The Championship’s getting hotter even if the weather here isn’t. Calypso has proved once again that he’s worth every penny Dildo’s spent on him, just a few weeks too late for Dildo’s comfort I guess. And that knock from Calypso has rattled the Dicks and now there’s serious problems in the Dicks’ ranks. Yesterday, during training, their vice-captain Pilla spoke to Bablee about his bowling and Bablee had a lot of things to say to Pilla in return, not very flattering ones as one would expect. Most in the team continue to blame Pilla for TMK’s ouster. Pilla wants Bablee to be dropped and the offie to be included for today’s game, although Dickhead may give Bablee another run. Also, one of the fringe medium pacers is set to be replaced by another fringe medium pacer. Can changes get any more dramatic?

Confusion, instead of cricket, is the name of the game that the Weapons of Self Destruction (WSDs) – Al Pakeezah are playing. They probably thought that they have 3 warm up games instead of 2. After yesterday’s game, their left arm grenade hurler hurled abuses at his Captain – Bhindi Khan – for being left out of the side. Their other strike bowler – Kumar Bull – is also complaining about the constant changes in the field while he is bowling. Mr. Missed-by-5-Runs is a tad more polite and has softly told Bhindi Khan that he should be batting at No. 4 and not No. 7. Won’t be too long before others also join in. I think one more loss for them and the revolt in the ranks will be out in the open.

Talking about the WSDs, their run of bad luck seems to be following them even off the field. After the game last night, 6-7 of them made their way to an upmarket club in Soho that costs about 500 Pounds cover per table and is frequented by Football stars. They entered the place all wide eyed, made their way to the bar, leaned on the counter, looked around casually, trying too hard to be cool. A familiar sight really. A bunch of desi guys in a club trying to look cool, without realising that if they really were cool they’d already be with chicks. The leader of this pack was the failed warrior of their tribal region, who spends more time walking from and to the pavilion than in the middle. He’s the one who would approach the girls. Why he was chosen as the ring leader will remain one of the biggest mysteries to ever confront mankind. And with pick up lines like “Will you dance”, “Why you laugh”, “We are cool guys”, “You have spikes in your eyesit’s not really surprising that they returned empty handed.

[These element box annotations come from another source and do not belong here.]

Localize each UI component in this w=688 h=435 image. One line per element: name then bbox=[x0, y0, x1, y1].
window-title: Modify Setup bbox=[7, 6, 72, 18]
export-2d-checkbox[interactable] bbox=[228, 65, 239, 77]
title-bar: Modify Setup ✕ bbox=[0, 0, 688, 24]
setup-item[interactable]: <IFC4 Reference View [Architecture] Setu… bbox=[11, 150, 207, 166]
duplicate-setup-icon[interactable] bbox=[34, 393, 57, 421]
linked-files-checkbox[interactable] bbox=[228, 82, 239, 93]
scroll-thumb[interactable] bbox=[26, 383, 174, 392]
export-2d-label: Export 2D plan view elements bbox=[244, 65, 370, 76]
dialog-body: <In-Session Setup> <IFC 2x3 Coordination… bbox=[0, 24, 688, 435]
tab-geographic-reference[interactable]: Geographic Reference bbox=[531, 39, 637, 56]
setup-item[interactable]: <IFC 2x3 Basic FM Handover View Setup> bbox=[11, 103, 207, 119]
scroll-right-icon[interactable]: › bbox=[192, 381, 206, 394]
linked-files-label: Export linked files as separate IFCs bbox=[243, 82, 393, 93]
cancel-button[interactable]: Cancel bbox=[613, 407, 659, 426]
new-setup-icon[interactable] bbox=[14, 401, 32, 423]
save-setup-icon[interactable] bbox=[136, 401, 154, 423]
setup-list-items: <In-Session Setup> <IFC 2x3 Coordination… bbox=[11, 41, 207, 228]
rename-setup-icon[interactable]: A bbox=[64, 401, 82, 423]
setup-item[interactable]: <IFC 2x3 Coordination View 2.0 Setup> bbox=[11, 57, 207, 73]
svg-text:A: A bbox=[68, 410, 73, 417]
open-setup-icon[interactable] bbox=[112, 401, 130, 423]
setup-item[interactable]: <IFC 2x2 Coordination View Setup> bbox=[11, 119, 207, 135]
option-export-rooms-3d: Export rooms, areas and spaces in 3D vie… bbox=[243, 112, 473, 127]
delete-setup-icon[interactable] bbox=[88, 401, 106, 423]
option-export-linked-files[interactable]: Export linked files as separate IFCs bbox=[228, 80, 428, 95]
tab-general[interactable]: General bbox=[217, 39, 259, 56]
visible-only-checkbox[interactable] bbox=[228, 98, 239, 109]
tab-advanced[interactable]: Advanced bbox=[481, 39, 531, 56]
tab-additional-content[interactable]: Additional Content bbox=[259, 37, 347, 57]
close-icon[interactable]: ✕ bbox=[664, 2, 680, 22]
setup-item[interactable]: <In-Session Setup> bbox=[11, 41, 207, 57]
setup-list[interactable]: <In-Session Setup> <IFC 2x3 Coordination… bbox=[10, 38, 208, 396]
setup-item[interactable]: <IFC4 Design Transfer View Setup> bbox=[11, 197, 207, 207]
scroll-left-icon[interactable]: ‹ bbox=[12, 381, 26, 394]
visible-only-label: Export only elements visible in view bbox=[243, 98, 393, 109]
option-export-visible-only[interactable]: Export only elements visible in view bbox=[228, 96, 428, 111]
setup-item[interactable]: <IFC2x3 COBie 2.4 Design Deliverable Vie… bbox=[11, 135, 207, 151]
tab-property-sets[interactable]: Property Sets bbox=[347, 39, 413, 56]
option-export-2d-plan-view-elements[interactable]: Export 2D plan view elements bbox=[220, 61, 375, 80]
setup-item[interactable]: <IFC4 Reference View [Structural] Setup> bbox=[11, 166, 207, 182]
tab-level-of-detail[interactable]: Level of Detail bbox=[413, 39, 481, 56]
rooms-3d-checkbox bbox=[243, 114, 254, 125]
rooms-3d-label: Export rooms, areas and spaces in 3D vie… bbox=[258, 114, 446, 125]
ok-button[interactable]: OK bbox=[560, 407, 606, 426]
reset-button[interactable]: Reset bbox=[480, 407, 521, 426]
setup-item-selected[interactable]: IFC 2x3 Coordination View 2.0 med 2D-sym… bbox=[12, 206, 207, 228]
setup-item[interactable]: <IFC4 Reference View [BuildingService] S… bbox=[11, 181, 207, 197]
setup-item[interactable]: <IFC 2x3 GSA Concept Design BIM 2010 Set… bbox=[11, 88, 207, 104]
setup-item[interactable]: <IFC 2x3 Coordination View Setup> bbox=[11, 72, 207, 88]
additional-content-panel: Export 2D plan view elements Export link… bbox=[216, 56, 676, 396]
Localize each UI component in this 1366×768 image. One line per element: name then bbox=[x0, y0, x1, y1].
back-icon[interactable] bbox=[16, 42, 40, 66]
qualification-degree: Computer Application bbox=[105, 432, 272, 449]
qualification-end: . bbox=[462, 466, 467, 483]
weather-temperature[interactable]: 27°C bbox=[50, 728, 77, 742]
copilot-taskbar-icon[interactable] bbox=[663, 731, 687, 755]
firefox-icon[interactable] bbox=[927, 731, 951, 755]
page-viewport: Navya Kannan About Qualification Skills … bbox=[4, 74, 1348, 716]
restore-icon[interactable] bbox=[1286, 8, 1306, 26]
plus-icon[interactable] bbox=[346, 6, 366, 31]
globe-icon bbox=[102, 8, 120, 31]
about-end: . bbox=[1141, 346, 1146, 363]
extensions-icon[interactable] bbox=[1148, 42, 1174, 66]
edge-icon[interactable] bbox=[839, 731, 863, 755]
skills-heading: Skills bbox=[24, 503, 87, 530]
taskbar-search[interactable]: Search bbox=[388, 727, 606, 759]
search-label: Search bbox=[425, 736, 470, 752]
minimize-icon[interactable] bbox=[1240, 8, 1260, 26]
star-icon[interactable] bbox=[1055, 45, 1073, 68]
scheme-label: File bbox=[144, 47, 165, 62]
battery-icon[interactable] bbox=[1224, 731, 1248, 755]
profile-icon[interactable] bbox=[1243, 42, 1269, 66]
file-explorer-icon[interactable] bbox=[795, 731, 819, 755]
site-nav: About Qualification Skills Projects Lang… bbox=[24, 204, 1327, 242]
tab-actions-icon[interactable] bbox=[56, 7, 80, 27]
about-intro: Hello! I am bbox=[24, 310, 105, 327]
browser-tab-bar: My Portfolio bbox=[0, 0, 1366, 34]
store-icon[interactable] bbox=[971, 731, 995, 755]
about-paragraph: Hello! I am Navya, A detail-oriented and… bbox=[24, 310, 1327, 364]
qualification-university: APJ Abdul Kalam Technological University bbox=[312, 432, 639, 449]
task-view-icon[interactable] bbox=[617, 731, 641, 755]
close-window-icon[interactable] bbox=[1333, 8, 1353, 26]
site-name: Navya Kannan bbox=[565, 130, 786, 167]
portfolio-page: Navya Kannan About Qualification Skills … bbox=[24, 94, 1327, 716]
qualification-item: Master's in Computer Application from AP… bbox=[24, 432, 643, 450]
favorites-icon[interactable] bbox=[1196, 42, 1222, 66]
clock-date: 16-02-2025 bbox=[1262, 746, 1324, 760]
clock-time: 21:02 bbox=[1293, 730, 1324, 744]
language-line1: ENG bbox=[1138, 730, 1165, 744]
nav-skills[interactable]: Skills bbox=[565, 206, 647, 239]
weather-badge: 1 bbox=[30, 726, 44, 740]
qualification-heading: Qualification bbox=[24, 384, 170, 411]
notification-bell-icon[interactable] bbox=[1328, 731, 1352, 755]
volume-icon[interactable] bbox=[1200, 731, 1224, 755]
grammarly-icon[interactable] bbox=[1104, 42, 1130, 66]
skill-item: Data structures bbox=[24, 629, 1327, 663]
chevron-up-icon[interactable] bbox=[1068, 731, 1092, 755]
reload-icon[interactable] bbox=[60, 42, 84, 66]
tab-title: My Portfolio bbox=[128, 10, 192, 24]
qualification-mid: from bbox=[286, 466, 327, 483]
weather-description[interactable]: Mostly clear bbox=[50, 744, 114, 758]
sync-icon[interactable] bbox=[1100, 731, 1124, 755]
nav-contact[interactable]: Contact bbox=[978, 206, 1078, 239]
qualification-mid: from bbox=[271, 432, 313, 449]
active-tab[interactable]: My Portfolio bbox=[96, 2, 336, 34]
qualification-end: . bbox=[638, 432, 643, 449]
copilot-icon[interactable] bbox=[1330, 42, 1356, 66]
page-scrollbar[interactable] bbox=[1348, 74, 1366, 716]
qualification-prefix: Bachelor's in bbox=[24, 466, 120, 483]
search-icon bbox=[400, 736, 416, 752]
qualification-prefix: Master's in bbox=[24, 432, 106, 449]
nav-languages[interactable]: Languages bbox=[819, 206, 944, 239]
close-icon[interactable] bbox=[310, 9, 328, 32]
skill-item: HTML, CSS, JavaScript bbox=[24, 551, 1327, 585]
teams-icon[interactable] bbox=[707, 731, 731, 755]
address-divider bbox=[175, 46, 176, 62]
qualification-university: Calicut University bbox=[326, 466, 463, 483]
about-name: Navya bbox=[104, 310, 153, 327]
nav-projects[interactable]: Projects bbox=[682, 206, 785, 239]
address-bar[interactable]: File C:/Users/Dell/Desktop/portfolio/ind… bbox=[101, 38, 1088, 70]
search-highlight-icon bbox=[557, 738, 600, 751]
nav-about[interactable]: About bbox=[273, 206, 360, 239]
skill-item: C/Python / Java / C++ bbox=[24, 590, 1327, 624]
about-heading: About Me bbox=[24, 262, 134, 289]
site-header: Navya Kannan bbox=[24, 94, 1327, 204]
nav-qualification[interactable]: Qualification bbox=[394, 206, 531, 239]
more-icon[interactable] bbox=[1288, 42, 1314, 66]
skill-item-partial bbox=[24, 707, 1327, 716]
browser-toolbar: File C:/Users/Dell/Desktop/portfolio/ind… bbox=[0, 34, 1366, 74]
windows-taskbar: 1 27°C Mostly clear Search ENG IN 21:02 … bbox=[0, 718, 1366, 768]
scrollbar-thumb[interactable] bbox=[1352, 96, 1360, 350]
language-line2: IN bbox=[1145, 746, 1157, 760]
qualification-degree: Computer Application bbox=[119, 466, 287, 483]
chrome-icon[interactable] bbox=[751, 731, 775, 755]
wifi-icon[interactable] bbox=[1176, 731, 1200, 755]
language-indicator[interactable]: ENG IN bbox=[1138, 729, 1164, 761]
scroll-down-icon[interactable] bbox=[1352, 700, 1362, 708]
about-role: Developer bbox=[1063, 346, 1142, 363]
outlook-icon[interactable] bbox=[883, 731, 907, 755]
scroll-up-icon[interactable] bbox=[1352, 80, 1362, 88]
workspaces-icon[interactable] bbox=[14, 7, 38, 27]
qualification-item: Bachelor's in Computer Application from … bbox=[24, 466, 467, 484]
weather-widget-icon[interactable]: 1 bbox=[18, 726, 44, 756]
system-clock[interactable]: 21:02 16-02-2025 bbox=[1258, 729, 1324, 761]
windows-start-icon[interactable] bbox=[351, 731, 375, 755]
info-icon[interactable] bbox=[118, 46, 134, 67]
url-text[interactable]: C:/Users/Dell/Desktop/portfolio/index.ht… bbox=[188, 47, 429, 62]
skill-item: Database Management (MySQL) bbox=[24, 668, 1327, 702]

But there’s some comfort for the WSDs as some others have had even worse luck than them. 5 young boys from the Aloo Posto-Deem Sheddo team from our east, went out clubbing last night to prepare for their do-or-die knock out game. And knocked out they were after they entered the Village (pic on the right). They went in, ordered all their drinks at the counter, and then went further in where they thought all the action is. Once inside, the reality finally dawned on them that they were in a gay club. And they had to spend the next hour and a half inside the club finishing their drinks. The good news is that they were back well within the curfew like good school boys.

In London, one hardly gets to feel that a World Cup is on. Very few people here are even aware of the Championship. A far cry from the excitement that was palpable everywhere in SA when the IPL was on. As I stood outside the Oval yesterday before the first of the double-header, a car drove past asking the security person if Chelsea is playing today. Even the bookies think that an England-Kazakhstan football match is bigger than these Championships. Any guesses on how long before the IPL takes over the cricketing world?